READ ALSO: Buhari Makes U-turn to Twitter After Ten Months

The claimants further stated in a written address accompanied to the counter affidavit that the tribunal’s March 30 ruling intended to preserve the res (subject matter) pending the hearing and determination of the case.

According to them, one of the fulcrums of the claimants’ case is the upcoming price hike, which we believe is correct.

“If the tribunal permits either of the parties to alter their position, there would be nothing left for the tribunal to determine.

“In the event that the tribunal holds that it has jurisdiction to hear and determine the matter, what will be left?” they asked.

According to the plaintiffs, this event would result in the tribunal “acting in void” because “one of the subject matters of the complaint would have been dissipated by the applicant (MultiChoice) even before the application for jurisdiction is determined.”

“We therefore submit that, in light of the facts and circumstances of this case, this Honourable Tribunal has properly, judicially, and judiciously exercised its discretionary powers in the interests of justice by requesting that the parties maintain the status quo ante bellum.”

“This position will not only preserve the res, it also preserves the integrity of the Tribunal as the DOMINIS (umpire) in this suit,” they argued.

Police Arrests Nine Suspected Kidnappers in Ekiti

According to NAN, the tribunal ordered MultiChoice to revert to its former package tariffs, which were allegedly hiked on April 1, until the hearing and determination of the substantive matter on April 11.

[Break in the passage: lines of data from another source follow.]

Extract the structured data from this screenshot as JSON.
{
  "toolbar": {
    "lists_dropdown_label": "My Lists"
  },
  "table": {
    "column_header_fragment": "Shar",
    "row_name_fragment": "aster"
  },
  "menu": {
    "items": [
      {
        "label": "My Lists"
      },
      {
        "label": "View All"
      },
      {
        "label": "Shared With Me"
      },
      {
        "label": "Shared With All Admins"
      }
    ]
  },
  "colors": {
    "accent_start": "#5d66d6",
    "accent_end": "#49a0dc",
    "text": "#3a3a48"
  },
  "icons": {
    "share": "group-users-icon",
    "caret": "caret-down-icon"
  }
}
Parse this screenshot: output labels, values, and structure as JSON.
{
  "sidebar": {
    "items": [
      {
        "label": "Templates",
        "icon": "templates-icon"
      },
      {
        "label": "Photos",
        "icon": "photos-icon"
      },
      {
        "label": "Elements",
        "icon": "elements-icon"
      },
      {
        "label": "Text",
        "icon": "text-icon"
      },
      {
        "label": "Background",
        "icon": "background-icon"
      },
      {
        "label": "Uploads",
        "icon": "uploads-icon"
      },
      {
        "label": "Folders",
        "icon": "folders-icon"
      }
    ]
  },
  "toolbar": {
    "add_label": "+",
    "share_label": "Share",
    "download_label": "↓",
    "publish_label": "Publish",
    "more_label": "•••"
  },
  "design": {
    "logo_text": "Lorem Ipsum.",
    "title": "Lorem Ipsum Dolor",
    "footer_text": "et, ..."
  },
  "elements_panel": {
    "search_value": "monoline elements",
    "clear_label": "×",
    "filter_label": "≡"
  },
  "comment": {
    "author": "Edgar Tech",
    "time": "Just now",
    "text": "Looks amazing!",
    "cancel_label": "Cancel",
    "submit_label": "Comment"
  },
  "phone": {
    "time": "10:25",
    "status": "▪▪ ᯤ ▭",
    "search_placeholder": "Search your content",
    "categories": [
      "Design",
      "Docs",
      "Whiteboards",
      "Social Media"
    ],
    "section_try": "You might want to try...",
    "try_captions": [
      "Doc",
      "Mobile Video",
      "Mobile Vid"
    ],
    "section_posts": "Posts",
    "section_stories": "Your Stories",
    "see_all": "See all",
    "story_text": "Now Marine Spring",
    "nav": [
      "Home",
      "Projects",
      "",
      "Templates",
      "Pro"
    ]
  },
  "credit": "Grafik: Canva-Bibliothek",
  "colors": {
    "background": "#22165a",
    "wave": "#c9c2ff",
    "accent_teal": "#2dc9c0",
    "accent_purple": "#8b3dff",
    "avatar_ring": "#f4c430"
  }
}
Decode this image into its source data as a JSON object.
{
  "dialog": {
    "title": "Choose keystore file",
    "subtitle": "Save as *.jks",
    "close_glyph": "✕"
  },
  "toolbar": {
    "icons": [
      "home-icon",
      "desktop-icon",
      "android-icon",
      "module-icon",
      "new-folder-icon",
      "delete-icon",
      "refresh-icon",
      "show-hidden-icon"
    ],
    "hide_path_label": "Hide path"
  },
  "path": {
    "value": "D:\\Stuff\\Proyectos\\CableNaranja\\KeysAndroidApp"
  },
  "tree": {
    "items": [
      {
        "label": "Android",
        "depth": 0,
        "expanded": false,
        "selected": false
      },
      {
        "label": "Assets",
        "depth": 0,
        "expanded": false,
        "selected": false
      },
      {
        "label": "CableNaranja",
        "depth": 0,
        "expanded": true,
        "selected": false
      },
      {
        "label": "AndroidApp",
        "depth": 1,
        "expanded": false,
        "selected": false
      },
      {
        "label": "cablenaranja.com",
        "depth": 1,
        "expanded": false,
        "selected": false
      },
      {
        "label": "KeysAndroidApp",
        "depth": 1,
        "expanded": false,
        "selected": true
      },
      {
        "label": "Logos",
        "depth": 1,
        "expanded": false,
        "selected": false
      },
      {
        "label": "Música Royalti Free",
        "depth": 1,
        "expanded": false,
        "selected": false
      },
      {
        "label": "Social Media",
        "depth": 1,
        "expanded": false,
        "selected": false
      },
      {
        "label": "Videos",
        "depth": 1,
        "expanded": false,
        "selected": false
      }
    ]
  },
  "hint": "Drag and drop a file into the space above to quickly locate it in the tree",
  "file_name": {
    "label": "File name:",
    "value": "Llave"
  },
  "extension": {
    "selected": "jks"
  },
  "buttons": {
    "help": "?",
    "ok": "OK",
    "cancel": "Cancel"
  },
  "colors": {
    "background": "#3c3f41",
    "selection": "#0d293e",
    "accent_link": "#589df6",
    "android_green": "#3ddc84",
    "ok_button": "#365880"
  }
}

The matter was then scheduled to be heard on May 5.

On March 30, the tribunal had granted Onifade’s ex-parte motion, which sought an order prohibiting the firm from raising its services and other products on April 1 until the hearing and decision of the application on notice.

The corporation said on March 21 that, beginning April 1, it would raise the membership prices for its packages, citing inflation and business operations as reasons for the rise.